La Pologne a été pendant des siècles l’une des terres européennes les plus accueillantes pour les Juifs, les rois leur offrant une protection après avoir fui les persécutions sur les terres allemandes.
La communauté juive de Pologne est devenue la plus grande d’Europe au 20e siècle, avec quelque 3,3 millions de Juifs vivant dans le pays à la veille de la Seconde Guerre mondiale. La plupart ont été assassinés par l’Allemagne nazie pendant la Shoah. Aujourd’hui, la communauté est très petite, se comptant par milliers.
Sur des images, Olszański verse du liquide inflammable sur le livre qui a été empalé sur un objet en métal. Il met le feu à l’ouvrage alors que la foule, autour de lui, applaudit et crie : « Mort aux Juifs ».
Certains ont également scandé le slogan « Non à Polin, oui à la Pologne » à cette occasion. « Polin » est à la fois le mot hébraïque pour désigner la Pologne et le nom du principal musée juif de Varsovie.
« C’est un événement qui est à la fois effrayant et important au niveau symbolique », a commenté Rafal Pankowski, chef du groupe de lutte contre le racisme en Pologne ‘Plus Jamais ça’. Il a comparé ce rassemblement aux autodafés qui avaient eu lieu pendant le nazisme, en Allemagne, et notamment lors de la Nuit de Cristal, en 1938. Le 83e anniversaire de ce pogrom déterminant a eu lieu mercredi dernier. « Cela fait plus de 25 ans que je surveille l’antisémitisme et je n’avais jamais vu ça », a confié Pankowski à la JTA.

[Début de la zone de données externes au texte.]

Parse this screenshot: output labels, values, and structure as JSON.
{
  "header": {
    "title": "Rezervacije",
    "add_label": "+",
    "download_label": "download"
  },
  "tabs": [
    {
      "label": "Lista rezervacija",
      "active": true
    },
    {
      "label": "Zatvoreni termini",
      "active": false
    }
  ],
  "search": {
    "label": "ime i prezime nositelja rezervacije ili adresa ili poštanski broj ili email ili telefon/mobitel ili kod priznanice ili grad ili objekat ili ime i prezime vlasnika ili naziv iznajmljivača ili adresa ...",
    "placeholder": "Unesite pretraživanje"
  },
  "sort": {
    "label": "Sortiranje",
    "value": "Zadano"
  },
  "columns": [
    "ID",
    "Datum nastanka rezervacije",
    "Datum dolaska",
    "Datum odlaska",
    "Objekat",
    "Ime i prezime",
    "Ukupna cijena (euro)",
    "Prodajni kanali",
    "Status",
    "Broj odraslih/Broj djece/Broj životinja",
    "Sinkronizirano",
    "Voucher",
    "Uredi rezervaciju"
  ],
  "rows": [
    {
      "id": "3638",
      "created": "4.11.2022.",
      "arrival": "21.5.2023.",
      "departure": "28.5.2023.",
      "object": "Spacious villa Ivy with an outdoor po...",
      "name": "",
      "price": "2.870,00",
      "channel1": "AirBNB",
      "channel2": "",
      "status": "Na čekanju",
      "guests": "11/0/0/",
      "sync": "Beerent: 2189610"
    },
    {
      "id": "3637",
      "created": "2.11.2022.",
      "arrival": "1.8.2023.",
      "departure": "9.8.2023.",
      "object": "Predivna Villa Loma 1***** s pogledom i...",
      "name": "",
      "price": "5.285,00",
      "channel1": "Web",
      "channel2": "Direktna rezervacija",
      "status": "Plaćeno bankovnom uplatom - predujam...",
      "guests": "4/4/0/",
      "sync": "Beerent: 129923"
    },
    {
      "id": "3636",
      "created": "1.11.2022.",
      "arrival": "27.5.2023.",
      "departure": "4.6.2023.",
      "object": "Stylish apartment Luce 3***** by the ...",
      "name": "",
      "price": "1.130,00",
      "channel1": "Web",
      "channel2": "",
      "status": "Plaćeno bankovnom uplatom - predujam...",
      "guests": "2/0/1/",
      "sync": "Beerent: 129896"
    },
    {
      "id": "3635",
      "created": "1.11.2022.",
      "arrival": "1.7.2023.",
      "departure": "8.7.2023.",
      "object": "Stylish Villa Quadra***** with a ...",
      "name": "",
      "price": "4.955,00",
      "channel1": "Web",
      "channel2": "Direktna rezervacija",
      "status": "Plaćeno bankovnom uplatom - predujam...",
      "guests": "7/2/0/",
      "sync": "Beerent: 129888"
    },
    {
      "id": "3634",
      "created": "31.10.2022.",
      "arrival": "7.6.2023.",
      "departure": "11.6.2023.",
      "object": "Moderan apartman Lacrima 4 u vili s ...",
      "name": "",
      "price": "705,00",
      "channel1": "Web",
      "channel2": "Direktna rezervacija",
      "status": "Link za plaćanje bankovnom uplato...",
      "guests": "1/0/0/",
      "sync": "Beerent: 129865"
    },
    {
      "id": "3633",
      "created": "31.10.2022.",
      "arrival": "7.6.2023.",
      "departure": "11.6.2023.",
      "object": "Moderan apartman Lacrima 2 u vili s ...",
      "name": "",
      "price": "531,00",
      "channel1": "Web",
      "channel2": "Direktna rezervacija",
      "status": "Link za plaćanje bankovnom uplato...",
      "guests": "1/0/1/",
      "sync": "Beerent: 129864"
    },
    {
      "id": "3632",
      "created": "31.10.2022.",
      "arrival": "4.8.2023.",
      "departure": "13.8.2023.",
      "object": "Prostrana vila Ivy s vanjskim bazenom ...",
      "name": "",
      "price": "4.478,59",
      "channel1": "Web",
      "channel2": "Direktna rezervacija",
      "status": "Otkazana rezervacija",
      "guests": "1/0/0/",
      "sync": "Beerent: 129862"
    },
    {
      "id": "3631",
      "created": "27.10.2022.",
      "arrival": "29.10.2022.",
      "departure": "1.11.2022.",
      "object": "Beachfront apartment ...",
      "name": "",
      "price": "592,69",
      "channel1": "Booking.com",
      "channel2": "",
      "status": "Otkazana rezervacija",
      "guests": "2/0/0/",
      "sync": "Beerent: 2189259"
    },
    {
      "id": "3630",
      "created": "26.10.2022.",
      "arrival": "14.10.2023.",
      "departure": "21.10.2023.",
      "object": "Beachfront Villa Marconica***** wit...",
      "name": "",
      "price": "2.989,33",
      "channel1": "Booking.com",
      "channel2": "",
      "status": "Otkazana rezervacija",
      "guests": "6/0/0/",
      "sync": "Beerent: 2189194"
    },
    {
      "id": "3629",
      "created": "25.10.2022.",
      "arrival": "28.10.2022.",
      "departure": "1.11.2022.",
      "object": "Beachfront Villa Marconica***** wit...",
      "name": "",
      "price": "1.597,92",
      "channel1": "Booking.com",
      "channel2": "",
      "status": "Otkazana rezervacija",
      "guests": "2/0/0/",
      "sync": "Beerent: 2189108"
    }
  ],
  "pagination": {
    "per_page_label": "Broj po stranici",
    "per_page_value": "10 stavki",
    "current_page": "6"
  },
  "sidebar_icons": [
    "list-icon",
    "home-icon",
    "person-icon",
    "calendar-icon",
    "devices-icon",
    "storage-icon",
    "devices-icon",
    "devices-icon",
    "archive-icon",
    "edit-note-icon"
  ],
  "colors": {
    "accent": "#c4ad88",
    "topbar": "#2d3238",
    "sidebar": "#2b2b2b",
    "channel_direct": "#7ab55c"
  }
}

« Ces images font froid dans le dos », a par ailleurs déclaré la coordinatrice de l’Union européenne dans la lutte contre l’antisémitisme Katharina Von Schnurbein dans un post, sur Twitter.

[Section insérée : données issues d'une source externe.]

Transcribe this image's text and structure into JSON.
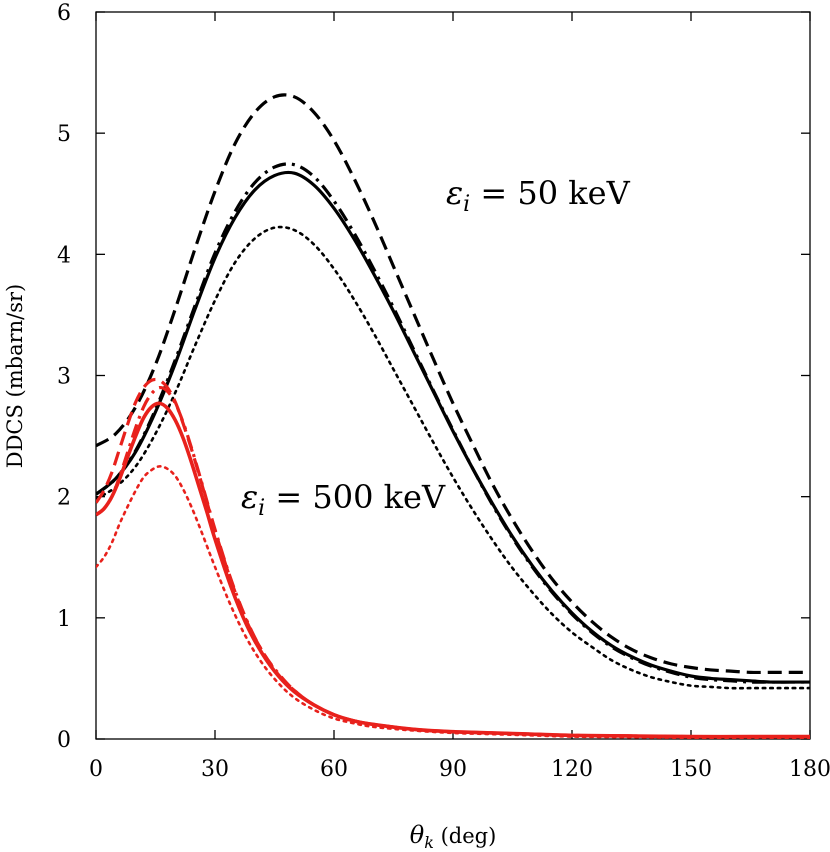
{
  "chart_data": {
    "type": "line",
    "xlabel": "θ_k (deg)",
    "xlabel_symbol": "θ",
    "xlabel_sub": "k",
    "xlabel_unit": " (deg)",
    "ylabel": "DDCS (mbarn/sr)",
    "xlim": [
      0,
      180
    ],
    "ylim": [
      0,
      6
    ],
    "xticks": [
      0,
      30,
      60,
      90,
      120,
      150,
      180
    ],
    "yticks": [
      0,
      1,
      2,
      3,
      4,
      5,
      6
    ],
    "grid": false,
    "legend": "none",
    "annotations": [
      {
        "name": "annotation-50kev",
        "symbol": "ε",
        "sub": "i",
        "text": " = 50 keV",
        "x": 88,
        "y": 4.45
      },
      {
        "name": "annotation-500kev",
        "symbol": "ε",
        "sub": "i",
        "text": " = 500 keV",
        "x": 37,
        "y": 1.95
      }
    ],
    "series": [
      {
        "group": "50 keV",
        "color": "#000000",
        "dash": "solid",
        "width": 3.2,
        "x": [
          0,
          5,
          10,
          15,
          20,
          25,
          30,
          35,
          40,
          45,
          50,
          55,
          60,
          65,
          70,
          75,
          80,
          85,
          90,
          95,
          100,
          105,
          110,
          115,
          120,
          125,
          130,
          135,
          140,
          145,
          150,
          155,
          160,
          165,
          170,
          175,
          180
        ],
        "y": [
          2.02,
          2.15,
          2.37,
          2.7,
          3.1,
          3.55,
          3.97,
          4.3,
          4.53,
          4.65,
          4.67,
          4.57,
          4.38,
          4.13,
          3.84,
          3.53,
          3.2,
          2.87,
          2.54,
          2.23,
          1.94,
          1.67,
          1.43,
          1.22,
          1.04,
          0.89,
          0.77,
          0.68,
          0.61,
          0.56,
          0.52,
          0.5,
          0.49,
          0.48,
          0.47,
          0.47,
          0.47
        ]
      },
      {
        "group": "50 keV",
        "color": "#000000",
        "dash": "dashdot",
        "width": 3.2,
        "x": [
          0,
          5,
          10,
          15,
          20,
          25,
          30,
          35,
          40,
          45,
          50,
          55,
          60,
          65,
          70,
          75,
          80,
          85,
          90,
          95,
          100,
          105,
          110,
          115,
          120,
          125,
          130,
          135,
          140,
          145,
          150,
          155,
          160,
          165,
          170,
          175,
          180
        ],
        "y": [
          2.02,
          2.15,
          2.38,
          2.72,
          3.13,
          3.58,
          4.01,
          4.35,
          4.59,
          4.72,
          4.74,
          4.64,
          4.44,
          4.18,
          3.88,
          3.56,
          3.22,
          2.88,
          2.55,
          2.23,
          1.93,
          1.66,
          1.42,
          1.21,
          1.03,
          0.88,
          0.76,
          0.67,
          0.6,
          0.55,
          0.51,
          0.49,
          0.48,
          0.47,
          0.47,
          0.47,
          0.47
        ]
      },
      {
        "group": "50 keV",
        "color": "#000000",
        "dash": "dashed",
        "width": 3.2,
        "x": [
          0,
          5,
          10,
          15,
          20,
          25,
          30,
          35,
          40,
          45,
          50,
          55,
          60,
          65,
          70,
          75,
          80,
          85,
          90,
          95,
          100,
          105,
          110,
          115,
          120,
          125,
          130,
          135,
          140,
          145,
          150,
          155,
          160,
          165,
          170,
          175,
          180
        ],
        "y": [
          2.42,
          2.52,
          2.74,
          3.09,
          3.55,
          4.05,
          4.52,
          4.91,
          5.17,
          5.3,
          5.3,
          5.17,
          4.94,
          4.63,
          4.28,
          3.9,
          3.52,
          3.14,
          2.77,
          2.43,
          2.1,
          1.81,
          1.55,
          1.32,
          1.13,
          0.97,
          0.84,
          0.74,
          0.67,
          0.62,
          0.59,
          0.57,
          0.56,
          0.55,
          0.55,
          0.55,
          0.55
        ]
      },
      {
        "group": "50 keV",
        "color": "#000000",
        "dash": "dotted",
        "width": 2.6,
        "x": [
          0,
          5,
          10,
          15,
          20,
          25,
          30,
          35,
          40,
          45,
          50,
          55,
          60,
          65,
          70,
          75,
          80,
          85,
          90,
          95,
          100,
          105,
          110,
          115,
          120,
          125,
          130,
          135,
          140,
          145,
          150,
          155,
          160,
          165,
          170,
          175,
          180
        ],
        "y": [
          1.98,
          2.08,
          2.25,
          2.52,
          2.86,
          3.25,
          3.62,
          3.93,
          4.13,
          4.22,
          4.2,
          4.08,
          3.88,
          3.63,
          3.35,
          3.05,
          2.75,
          2.45,
          2.16,
          1.89,
          1.64,
          1.41,
          1.21,
          1.03,
          0.88,
          0.76,
          0.65,
          0.57,
          0.51,
          0.47,
          0.44,
          0.43,
          0.42,
          0.42,
          0.42,
          0.42,
          0.42
        ]
      },
      {
        "group": "500 keV",
        "color": "#e8211c",
        "dash": "solid",
        "width": 3.6,
        "x": [
          0,
          2,
          4,
          6,
          8,
          10,
          12,
          14,
          16,
          18,
          20,
          22,
          24,
          26,
          28,
          30,
          34,
          38,
          42,
          46,
          50,
          55,
          60,
          65,
          70,
          80,
          90,
          100,
          110,
          120,
          135,
          150,
          165,
          180
        ],
        "y": [
          1.85,
          1.9,
          2.0,
          2.15,
          2.33,
          2.5,
          2.65,
          2.74,
          2.77,
          2.73,
          2.63,
          2.48,
          2.29,
          2.08,
          1.87,
          1.65,
          1.26,
          0.94,
          0.7,
          0.52,
          0.39,
          0.28,
          0.2,
          0.15,
          0.12,
          0.08,
          0.06,
          0.05,
          0.04,
          0.03,
          0.025,
          0.02,
          0.02,
          0.02
        ]
      },
      {
        "group": "500 keV",
        "color": "#e8211c",
        "dash": "dashdot",
        "width": 3.2,
        "x": [
          0,
          2,
          4,
          6,
          8,
          10,
          12,
          14,
          16,
          18,
          20,
          22,
          24,
          26,
          28,
          30,
          34,
          38,
          42,
          46,
          50,
          55,
          60,
          65,
          70,
          80,
          90,
          100,
          110,
          120,
          135,
          150,
          165,
          180
        ],
        "y": [
          1.85,
          1.9,
          2.0,
          2.17,
          2.37,
          2.57,
          2.74,
          2.85,
          2.9,
          2.87,
          2.77,
          2.61,
          2.41,
          2.19,
          1.96,
          1.73,
          1.32,
          0.98,
          0.72,
          0.54,
          0.4,
          0.28,
          0.2,
          0.15,
          0.12,
          0.08,
          0.06,
          0.05,
          0.04,
          0.03,
          0.025,
          0.02,
          0.02,
          0.02
        ]
      },
      {
        "group": "500 keV",
        "color": "#e8211c",
        "dash": "dashed",
        "width": 3.2,
        "x": [
          0,
          2,
          4,
          6,
          8,
          10,
          12,
          14,
          16,
          18,
          20,
          22,
          24,
          26,
          28,
          30,
          34,
          38,
          42,
          46,
          50,
          55,
          60,
          65,
          70,
          80,
          90,
          100,
          110,
          120,
          135,
          150,
          165,
          180
        ],
        "y": [
          1.95,
          2.05,
          2.2,
          2.4,
          2.6,
          2.78,
          2.9,
          2.96,
          2.96,
          2.9,
          2.78,
          2.6,
          2.4,
          2.18,
          1.95,
          1.72,
          1.31,
          0.97,
          0.72,
          0.53,
          0.4,
          0.28,
          0.2,
          0.15,
          0.12,
          0.08,
          0.06,
          0.05,
          0.04,
          0.03,
          0.025,
          0.02,
          0.02,
          0.02
        ]
      },
      {
        "group": "500 keV",
        "color": "#e8211c",
        "dash": "dotted",
        "width": 2.6,
        "x": [
          0,
          2,
          4,
          6,
          8,
          10,
          12,
          14,
          16,
          18,
          20,
          22,
          24,
          26,
          28,
          30,
          34,
          38,
          42,
          46,
          50,
          55,
          60,
          65,
          70,
          80,
          90,
          100,
          110,
          120,
          135,
          150,
          165,
          180
        ],
        "y": [
          1.42,
          1.5,
          1.62,
          1.78,
          1.92,
          2.05,
          2.16,
          2.22,
          2.25,
          2.23,
          2.17,
          2.06,
          1.92,
          1.76,
          1.59,
          1.42,
          1.1,
          0.83,
          0.62,
          0.46,
          0.34,
          0.24,
          0.17,
          0.13,
          0.1,
          0.07,
          0.05,
          0.04,
          0.03,
          0.02,
          0.015,
          0.01,
          0.01,
          0.01
        ]
      }
    ]
  }
}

La manifestation a été condamnée deux jours plus tard sur Twitter par le ministère polonais des Affaires étrangères. Le jour de la fête nationale a été « utilisé pour propager la haine, l’antisémitisme et l’intolérance religieuse », a déploré le porte-parole du ministère, Lukasz Jasina.
De son côté, le ministre de l’Intérieur Mariusz Kaminski a souhaité « que les organisateurs de ce rassemblement honteux en subissent des conséquences devant la justice ».
Des représentants des églises et des communautés chrétiennes de Kalisz ont déploré ces incidents qui « remettent en question les valeurs humaines fondamentales et chrétiennes que sont le respect, le dialogue et la coopération ».
L’influente Église catholique de Pologne a fermement condamné le déferlement de haine.
Mgr Rafał Markowski, président du Comité pour le dialogue avec le judaïsme de la Conférence épiscopale polonaise, a déclaré que « de telles attitudes n’ont rien à voir avec le patriotisme ». « Ils sapent la dignité de nos frères et détruisent l’ordre social et la paix. Ils sont en contradiction directe avec l’Évangile et l’enseignement de l’Église », a dit Markowski.
Des représentants de l’épiscopat et de la présidence polonaise ont également condamné ces actes qui rappellent les heures sombres de la Seconde Guerre mondiale.
« La barbarie menée par un groupe de hooligans à Kalisz est contraire aux valeurs sur lesquelles repose la République de Pologne », a écrit dimanche le président polonais Andrzej Duda sur son compte Twitter. Notant la crise actuelle à la frontière de la Pologne avec la Biélorussie, Duda ajoute qu’il s’agit « même d’un acte de trahison ».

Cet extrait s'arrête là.